= Enzo Spaltro =

Italian psychologist (1929–2021)

Enzo Spaltro, born Vincenzo Spaltro (Milan, July 3, 1929 – Bologna, March 26, 2021), was an Italian psychologist, academic and television author, a pupil of Agostino Gemelli at the Catholic University of the Sacred Heart in Milan; he specialized with him in work psychology and developed his ideas becoming one of the leading professionals in this field.

In 2007 he founded the Università delle persone in Bologna at the age of 78, based on the idea of a non-formal university with no pre-established roles.

==Biography==
Born in Milan in 1929, he graduated in Medicine from the University of Milan in 1953, specializing in Occupational Medicine at the same university in 1955 and then, in 1957, in Occupational Psychology at the Catholic University with Agostino Gemelli. He began his university career as Gemelli's assistant and in 1960 became a lecturer in psychology at the Faculty of Political Science at the Catholic University of Milan, under Dean Gianfranco Miglio.

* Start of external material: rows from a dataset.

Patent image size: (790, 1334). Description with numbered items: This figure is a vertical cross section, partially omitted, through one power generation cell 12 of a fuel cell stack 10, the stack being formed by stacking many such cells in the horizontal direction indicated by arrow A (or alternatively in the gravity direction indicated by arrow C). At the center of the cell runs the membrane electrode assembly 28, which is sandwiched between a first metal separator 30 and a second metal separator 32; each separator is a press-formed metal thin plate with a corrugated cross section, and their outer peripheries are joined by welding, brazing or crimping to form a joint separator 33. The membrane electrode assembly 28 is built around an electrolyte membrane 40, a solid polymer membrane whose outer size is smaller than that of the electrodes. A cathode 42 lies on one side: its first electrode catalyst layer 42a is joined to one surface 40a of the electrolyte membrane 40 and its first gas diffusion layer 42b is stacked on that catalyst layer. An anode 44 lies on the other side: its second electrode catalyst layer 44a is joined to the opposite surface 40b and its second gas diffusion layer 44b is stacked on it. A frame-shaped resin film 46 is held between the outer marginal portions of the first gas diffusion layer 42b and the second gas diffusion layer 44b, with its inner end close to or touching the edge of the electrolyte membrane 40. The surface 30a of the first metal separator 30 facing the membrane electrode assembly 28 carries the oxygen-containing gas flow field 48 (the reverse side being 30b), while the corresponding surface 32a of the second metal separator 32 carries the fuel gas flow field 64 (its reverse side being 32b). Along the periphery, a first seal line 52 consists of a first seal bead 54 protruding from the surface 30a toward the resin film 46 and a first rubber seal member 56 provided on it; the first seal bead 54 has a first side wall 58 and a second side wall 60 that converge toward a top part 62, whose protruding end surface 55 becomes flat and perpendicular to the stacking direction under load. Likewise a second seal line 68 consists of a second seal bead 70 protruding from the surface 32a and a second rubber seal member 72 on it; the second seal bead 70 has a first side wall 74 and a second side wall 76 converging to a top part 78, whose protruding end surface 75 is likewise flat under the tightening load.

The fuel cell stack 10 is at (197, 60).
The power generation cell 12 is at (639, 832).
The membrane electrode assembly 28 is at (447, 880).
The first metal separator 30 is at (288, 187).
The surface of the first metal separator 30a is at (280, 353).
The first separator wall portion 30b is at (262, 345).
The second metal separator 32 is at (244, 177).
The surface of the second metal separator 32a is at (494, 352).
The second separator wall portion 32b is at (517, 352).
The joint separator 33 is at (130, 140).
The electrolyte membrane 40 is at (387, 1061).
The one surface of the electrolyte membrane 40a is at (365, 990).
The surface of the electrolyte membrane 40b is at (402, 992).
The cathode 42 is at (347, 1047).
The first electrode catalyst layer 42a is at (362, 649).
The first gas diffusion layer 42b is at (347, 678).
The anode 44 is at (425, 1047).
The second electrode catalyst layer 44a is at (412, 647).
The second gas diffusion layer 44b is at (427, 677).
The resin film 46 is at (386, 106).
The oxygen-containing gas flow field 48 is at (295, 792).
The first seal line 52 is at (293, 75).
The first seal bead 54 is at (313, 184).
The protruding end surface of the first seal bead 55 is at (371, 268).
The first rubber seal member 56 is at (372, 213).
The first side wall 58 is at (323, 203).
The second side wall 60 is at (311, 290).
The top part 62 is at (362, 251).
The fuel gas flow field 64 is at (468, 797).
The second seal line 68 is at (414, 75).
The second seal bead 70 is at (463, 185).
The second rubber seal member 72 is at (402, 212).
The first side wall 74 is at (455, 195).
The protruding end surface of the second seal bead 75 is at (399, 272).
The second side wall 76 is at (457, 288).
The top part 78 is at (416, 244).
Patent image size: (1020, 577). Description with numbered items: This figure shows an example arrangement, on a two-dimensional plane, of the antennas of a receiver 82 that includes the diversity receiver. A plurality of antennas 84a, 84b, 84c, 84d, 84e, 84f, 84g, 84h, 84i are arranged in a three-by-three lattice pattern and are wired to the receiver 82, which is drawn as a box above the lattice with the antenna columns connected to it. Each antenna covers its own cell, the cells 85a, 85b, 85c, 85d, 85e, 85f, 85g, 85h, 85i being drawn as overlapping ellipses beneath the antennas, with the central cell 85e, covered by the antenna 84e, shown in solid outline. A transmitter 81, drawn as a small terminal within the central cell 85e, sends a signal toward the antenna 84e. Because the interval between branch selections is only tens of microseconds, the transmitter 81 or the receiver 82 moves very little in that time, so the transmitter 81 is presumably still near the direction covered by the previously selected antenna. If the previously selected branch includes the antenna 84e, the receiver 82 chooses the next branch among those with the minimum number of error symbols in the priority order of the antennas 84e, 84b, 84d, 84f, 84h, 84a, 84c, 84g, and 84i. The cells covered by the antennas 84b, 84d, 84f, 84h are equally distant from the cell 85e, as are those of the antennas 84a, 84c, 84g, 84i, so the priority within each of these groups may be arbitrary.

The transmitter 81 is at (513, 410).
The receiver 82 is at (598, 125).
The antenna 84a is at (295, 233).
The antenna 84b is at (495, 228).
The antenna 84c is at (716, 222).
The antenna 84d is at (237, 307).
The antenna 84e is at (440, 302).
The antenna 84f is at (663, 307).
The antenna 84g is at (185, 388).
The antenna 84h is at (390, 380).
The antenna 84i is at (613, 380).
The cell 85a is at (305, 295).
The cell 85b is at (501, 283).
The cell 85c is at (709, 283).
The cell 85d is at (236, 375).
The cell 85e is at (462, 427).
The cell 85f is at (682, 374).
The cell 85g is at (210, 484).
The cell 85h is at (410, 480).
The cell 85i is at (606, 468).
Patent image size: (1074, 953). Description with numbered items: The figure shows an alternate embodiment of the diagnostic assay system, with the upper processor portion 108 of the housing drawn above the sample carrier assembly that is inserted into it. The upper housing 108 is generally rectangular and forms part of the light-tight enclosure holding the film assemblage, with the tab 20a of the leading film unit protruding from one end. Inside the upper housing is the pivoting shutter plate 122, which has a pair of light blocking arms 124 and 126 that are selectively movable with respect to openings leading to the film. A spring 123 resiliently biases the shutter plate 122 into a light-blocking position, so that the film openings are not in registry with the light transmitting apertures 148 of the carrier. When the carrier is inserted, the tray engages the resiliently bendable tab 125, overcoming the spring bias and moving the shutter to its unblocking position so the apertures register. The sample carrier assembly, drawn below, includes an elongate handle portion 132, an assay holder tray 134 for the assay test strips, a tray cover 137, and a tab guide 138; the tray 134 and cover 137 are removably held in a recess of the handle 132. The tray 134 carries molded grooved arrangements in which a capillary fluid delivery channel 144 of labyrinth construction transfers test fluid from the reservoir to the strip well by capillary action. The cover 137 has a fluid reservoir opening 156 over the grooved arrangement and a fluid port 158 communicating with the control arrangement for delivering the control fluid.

At the same time, he also began working as a consultant for Enrico Mattei Eni company, selecting personnel, organizing conferences and congresses, and founding associations and study centers in the field of occupational psychology and psychosociology. He later carried out his consulting work through the foundation that bears his name, which supported the dissemination of his ideas, and through the University of the People, which he founded in Bologna, the city where he lived.

In 1964, Spaltro founded ANIpla (Italian National Association for Automation) with Guido Rossi and Sandro Gavazzi, and in 1965, he founded AISRI (Italian Association for Industrial Relations Studies) together with Giancarlo Mazzocchi, Gino Giugni and Giuseppe Glisenti at the Catholic University of Milan. this association proposed the structure of industrial relations in force in Italy with its social negotiation functions. The Workers' Statute then gathered and institutionalized many of the things that this association had developed in its first five years of activity. On July 3, 1970, Law 300 (Workers' Statute) was presented to the Italian labor world at the offices of BP Italiana in Milan, in the presence of trade unions and personnel managers.

President for the two-year period 1981/82 of the SIPs Commission for the reform of psychology studies, which led to the transformation of psychology faculties and degree courses in Italian universities. A lecturer since 1981 (and for thirty years) at the University of Bologna, in 1988 he founded and directed the school of specialization in industrial and labor relations at the same university.

From 1982 to 1989, he was the author and host of several television programs on psychology on Rai 1 (Test, Il mercato del sabato, Il bello della diretta, Pomeridiana, Di che vizio sei?), which helped spread awareness of the profession and its potential as a discipline at the service of people.

In 2007, at the age of 78, he founded the University of People in Bologna, based on the idea of a non-formal university without pre-established roles.